Me asustó y me enloqueció oírle decir aquello de una forma tan débil y resignada. Estaba cediendo ante quienquiera que fuese el demonio que lo había poseído, y eso no era propio de él.

—¡No lo permitiré! —exclamé—. ¡No dejaré que mueras! —Me arrodillé al lado de su cama. Estaba enrojecido, y su frente brillaba de sudor. Dije con urgencia—: Hermano, no puedo permitirme perderte. Te lo suplico: no vuelvas a hablar de morir. Los sanadores están de camino, y te pondrán bien de nuevo. Lo velé como una leona vela a su cachorro. Murmuró, gimió, sus ojos se velaron. Dijo que le dolía el corazón y que sentía punzadas en la boca, le molestaban los ojos, sus oídos zumbaban. Sentía como si su garganta le ahogara, los músculos de su cuello le dolían. Como también le dolían el pecho, los hombros, los riñones; sentía los dedos agarrotados, el estómago inflamado, las entrañas en fuego. Le dolían las manos, los pies, las rodillas. No había ninguna parte de su cuerpo que no le produjera trastornos. Permanecía tendido en la cama, temblando, aferrado por la muerte o por el temor a la muerte, y yo sentía ese temor también. Viéndole sumido en un terror mortal recordaba mi propia mortalidad, que me atormentaba como un cuchillo clavado en mi carne. Era el viejo enemigo, y aunque venía no a llamarme a mí sino a mi amigo, eso no impedía que despertara mi propio miedo hacia ella. Pero estaba decidido: no pensaba ceder ante mi muerte, y tampoco iba a permitirle que se llevara a Enkidu.

Hice todo lo que pareció útil. Quizá fuera la presencia del tambor en palacio lo que lo afligía, pensé, puesto que llevaba consigo algo del mundo inferior, No lo sabía, pero no estaba dispuesto a correr el riesgo. El tambor me resultaba ahora odioso. Ordené a los sacerdotes que lo llevaran fuera de las murallas de la ciudad y lo quemaran, utilizando tantos ritos como supieran para arrojar sus espíritus. Por mucho que lamentara su pérdida, no estaba dispuesto a mantenerlo conmigo si eso causaba la enfermedad de Enkidu. Así pues, el tambor fue quemado. Sin embargo, Enkidu no se recuperó.

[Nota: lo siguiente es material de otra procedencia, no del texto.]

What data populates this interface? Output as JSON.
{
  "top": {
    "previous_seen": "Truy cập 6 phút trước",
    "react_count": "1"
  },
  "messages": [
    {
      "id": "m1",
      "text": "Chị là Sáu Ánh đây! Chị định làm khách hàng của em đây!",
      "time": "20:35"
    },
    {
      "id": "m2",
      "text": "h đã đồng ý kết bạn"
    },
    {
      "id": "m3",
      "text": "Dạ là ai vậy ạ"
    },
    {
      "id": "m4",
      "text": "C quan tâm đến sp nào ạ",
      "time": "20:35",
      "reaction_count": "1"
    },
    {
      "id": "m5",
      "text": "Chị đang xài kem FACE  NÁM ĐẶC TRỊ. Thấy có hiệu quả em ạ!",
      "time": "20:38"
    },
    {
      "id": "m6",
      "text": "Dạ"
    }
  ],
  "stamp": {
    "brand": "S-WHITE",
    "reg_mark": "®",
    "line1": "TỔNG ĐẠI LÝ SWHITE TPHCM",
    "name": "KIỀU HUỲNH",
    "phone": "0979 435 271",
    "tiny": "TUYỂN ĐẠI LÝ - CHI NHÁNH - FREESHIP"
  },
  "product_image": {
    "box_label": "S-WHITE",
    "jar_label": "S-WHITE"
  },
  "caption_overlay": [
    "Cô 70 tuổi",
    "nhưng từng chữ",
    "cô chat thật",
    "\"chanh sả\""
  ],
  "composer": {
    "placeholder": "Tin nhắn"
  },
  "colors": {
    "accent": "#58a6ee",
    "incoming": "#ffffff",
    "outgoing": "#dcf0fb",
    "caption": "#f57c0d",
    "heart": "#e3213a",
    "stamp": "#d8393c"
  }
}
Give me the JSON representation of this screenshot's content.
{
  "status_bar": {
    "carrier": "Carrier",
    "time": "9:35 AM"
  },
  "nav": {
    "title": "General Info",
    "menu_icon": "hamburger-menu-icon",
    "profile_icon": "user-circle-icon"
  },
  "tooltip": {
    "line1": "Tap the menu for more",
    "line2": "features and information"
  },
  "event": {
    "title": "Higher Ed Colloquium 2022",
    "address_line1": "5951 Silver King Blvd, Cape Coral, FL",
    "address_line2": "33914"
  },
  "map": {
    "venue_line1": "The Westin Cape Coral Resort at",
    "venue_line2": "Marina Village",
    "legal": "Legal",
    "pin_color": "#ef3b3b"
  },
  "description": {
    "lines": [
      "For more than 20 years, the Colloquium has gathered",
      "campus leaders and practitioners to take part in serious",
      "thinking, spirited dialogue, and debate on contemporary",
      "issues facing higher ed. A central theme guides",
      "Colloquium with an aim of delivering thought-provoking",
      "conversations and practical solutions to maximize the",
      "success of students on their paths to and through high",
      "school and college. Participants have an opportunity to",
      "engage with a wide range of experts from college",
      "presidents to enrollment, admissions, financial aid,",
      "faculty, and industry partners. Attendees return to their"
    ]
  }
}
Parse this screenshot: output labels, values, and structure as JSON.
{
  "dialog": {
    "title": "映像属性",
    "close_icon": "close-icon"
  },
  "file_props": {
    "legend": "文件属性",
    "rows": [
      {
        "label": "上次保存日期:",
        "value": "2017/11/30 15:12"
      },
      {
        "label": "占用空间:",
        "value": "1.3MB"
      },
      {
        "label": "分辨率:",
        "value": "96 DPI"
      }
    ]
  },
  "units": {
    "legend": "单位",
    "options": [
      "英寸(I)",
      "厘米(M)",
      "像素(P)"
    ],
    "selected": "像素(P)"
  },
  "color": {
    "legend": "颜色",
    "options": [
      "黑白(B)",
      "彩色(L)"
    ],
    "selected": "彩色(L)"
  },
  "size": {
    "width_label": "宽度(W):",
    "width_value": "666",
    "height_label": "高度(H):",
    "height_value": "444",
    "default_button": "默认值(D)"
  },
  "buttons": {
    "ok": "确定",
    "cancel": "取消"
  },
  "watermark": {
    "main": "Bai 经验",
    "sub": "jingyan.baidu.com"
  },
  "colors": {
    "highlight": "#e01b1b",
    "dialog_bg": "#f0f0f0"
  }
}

Llegaron los sanadores, los más hábiles adivinos y exorcistas de la ciudad. El primero que lo vio fue el viejo Namennaduma, el sacerdote-barú real, el gran adivino. Su consulta fue larga; estudió a Enkidu durante varias horas, consultando los presagios a fin de poder efectuar un diagnóstico y una predicción preliminares. Luego me llamó a la habitación del enfermo y dijo:

—Está en gran peligro.

—Líbralo de él, o serás tú el que te hallarás en un peligro aún mayor —dije.

Namennaduma debía haber oído tales amenazas antes: mis duras palabras no parecieron inmutarle. Respondió tranquilamente:

—Lo trataremos. Pero necesitamos saber más. Esta noche consultaremos las estrellas, y mañana efectuaremos una adivinación a través del hígado de una oveja. Y luego podrá empezar el tratamiento.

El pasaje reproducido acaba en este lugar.